Once announcements and side topics are over, we start the Bible study, and usually have to wait for someone to go and get their Bible from their room. The girls have developed a system wherein no matter how many verses are in the story in question, we can circle the room starting with Brynne and ending with Marijke, and everyone has read part of the story. They were quite proud of themselves last week when the seventeen of them split 11 verses mostly evenly between them.
9:30—After we pray, some of the girls scamper off to claim favorite showers, others sit around talking and laughing or asking me questions, while Rachel and Zoey make puppy-dog eyes at what’s left of the snacks until I tell them they can take them. Lauren helps me pick up empty cups and the bean bags left on the floor, and then she and Lynnsi leave for their homes and vanish into the night.
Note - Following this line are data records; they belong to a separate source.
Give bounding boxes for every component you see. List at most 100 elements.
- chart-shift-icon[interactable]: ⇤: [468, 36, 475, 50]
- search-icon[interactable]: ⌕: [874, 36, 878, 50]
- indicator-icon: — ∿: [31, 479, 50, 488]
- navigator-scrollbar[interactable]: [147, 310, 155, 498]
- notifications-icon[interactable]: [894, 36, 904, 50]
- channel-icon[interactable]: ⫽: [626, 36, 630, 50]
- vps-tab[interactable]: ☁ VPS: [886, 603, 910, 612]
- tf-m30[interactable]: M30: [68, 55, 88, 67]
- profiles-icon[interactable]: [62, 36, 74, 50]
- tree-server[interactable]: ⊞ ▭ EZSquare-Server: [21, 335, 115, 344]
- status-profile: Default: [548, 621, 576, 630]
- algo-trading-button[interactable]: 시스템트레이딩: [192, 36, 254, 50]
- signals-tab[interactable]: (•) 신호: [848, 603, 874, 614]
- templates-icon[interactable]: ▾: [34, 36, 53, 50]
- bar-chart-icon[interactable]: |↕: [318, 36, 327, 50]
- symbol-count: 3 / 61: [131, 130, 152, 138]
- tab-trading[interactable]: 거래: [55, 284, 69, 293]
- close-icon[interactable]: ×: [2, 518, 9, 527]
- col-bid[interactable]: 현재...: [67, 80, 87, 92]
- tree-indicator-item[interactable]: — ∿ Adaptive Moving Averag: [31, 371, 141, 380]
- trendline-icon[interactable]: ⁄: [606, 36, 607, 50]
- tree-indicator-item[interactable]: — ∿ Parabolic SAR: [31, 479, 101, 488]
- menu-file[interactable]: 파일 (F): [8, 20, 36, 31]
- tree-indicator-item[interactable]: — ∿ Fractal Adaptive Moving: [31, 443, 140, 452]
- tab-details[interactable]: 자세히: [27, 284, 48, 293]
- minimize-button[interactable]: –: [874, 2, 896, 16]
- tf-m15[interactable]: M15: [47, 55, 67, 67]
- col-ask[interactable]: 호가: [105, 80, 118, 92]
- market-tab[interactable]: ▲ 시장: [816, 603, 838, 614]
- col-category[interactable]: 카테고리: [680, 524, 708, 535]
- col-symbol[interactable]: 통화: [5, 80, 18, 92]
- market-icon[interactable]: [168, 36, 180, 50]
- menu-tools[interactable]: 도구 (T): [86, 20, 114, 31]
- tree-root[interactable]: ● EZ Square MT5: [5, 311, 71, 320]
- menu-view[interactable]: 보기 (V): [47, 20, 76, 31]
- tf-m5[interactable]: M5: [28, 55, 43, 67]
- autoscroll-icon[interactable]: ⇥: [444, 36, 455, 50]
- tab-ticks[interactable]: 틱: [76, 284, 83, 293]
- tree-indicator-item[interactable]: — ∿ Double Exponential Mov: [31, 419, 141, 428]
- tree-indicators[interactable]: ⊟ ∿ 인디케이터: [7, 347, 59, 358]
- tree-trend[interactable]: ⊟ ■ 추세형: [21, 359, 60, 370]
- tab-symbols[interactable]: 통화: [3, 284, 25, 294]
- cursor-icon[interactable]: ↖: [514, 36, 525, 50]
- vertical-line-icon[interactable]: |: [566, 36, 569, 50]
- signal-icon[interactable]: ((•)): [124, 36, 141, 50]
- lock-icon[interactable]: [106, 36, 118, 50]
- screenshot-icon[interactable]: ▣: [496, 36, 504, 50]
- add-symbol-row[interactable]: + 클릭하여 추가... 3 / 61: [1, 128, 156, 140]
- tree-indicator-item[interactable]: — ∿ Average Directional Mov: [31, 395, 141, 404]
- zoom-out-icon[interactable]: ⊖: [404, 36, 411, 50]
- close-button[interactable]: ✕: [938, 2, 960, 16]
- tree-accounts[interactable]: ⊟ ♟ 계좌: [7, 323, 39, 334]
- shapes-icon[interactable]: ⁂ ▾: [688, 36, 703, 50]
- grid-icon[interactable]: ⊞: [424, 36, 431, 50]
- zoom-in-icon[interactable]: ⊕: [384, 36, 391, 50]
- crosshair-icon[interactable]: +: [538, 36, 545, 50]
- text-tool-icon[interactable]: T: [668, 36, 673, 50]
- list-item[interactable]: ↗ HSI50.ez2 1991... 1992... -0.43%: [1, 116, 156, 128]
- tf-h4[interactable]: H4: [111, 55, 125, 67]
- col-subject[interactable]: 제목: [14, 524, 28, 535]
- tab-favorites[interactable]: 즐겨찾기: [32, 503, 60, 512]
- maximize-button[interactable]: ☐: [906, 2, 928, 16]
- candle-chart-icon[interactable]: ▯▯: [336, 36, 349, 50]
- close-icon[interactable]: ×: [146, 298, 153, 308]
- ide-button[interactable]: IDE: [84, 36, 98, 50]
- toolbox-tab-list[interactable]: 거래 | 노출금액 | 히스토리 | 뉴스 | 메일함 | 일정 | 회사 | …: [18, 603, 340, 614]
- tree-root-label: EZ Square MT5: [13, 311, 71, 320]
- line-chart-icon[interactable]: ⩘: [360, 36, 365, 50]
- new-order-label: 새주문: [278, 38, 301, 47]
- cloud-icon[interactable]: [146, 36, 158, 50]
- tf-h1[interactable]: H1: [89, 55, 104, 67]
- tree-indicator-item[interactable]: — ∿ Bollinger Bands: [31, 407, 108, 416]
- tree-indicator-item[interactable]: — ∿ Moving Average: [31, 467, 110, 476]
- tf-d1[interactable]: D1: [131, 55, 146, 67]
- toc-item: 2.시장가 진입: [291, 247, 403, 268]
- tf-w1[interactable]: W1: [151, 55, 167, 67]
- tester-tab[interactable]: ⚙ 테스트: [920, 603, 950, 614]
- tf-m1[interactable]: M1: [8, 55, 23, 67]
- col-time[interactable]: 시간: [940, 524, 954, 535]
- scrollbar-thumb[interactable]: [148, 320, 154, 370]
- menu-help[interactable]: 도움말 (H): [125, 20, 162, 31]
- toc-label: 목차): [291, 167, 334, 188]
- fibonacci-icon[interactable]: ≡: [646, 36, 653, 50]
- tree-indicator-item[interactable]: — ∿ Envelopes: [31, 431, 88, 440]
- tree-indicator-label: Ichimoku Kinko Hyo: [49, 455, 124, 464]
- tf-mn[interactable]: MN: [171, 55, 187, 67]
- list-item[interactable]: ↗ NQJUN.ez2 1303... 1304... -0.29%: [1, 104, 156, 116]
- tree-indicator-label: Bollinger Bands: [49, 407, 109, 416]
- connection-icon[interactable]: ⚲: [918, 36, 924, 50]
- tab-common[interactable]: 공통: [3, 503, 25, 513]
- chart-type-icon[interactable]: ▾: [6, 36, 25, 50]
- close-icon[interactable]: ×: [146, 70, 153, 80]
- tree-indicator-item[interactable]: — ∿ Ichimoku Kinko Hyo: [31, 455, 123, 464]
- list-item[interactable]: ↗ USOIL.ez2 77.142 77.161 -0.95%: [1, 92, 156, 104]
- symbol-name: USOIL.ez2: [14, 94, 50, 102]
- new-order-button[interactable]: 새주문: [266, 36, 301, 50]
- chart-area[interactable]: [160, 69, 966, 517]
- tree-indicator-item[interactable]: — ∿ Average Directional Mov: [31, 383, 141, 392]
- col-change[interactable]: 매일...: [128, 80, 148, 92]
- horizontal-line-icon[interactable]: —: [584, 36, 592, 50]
9:42—Remind JiSoo that, yes, the internet is better in my apartment, but she has to be in her room in three minutes so she should probably go brush her teeth.
9:45—Quiet Time. Turn off the hall lights, shoo people out of the bathroom/lounge/rooms they don’t live in and back to their own rooms.
10:00—Light Out. I go down the hall and stop at each room, reminding them that Lights Out does in fact mean the lights have to be turned out. I chat with the ones that I didn’t get a chance to see during the day, we talk about those pressing questions that always seem to come up at bedtime and make sure everyone is doing okay and say goodnight. I remind Maggie to spit out her gum so it doesn’t get in her hair while she sleeps, check and make sure Esther is actually in bed because she’s so tiny I literally cannot see her up on the top bunk, and get band-aids for JiSoo who is forever skinning her knees and elbows in basketball.
After everyone is quiet (and ideally, sleeping), I go back and finish cleaning up in my kitchen, lock the doors and get ready for bed. I have a Memory Foam mattress topper and a pile of blankets that are my best friends on a windy Kijabe night. I snuggle in, read for a little bit to wind down and then go to sleep and get ready to do it all again tomorrow.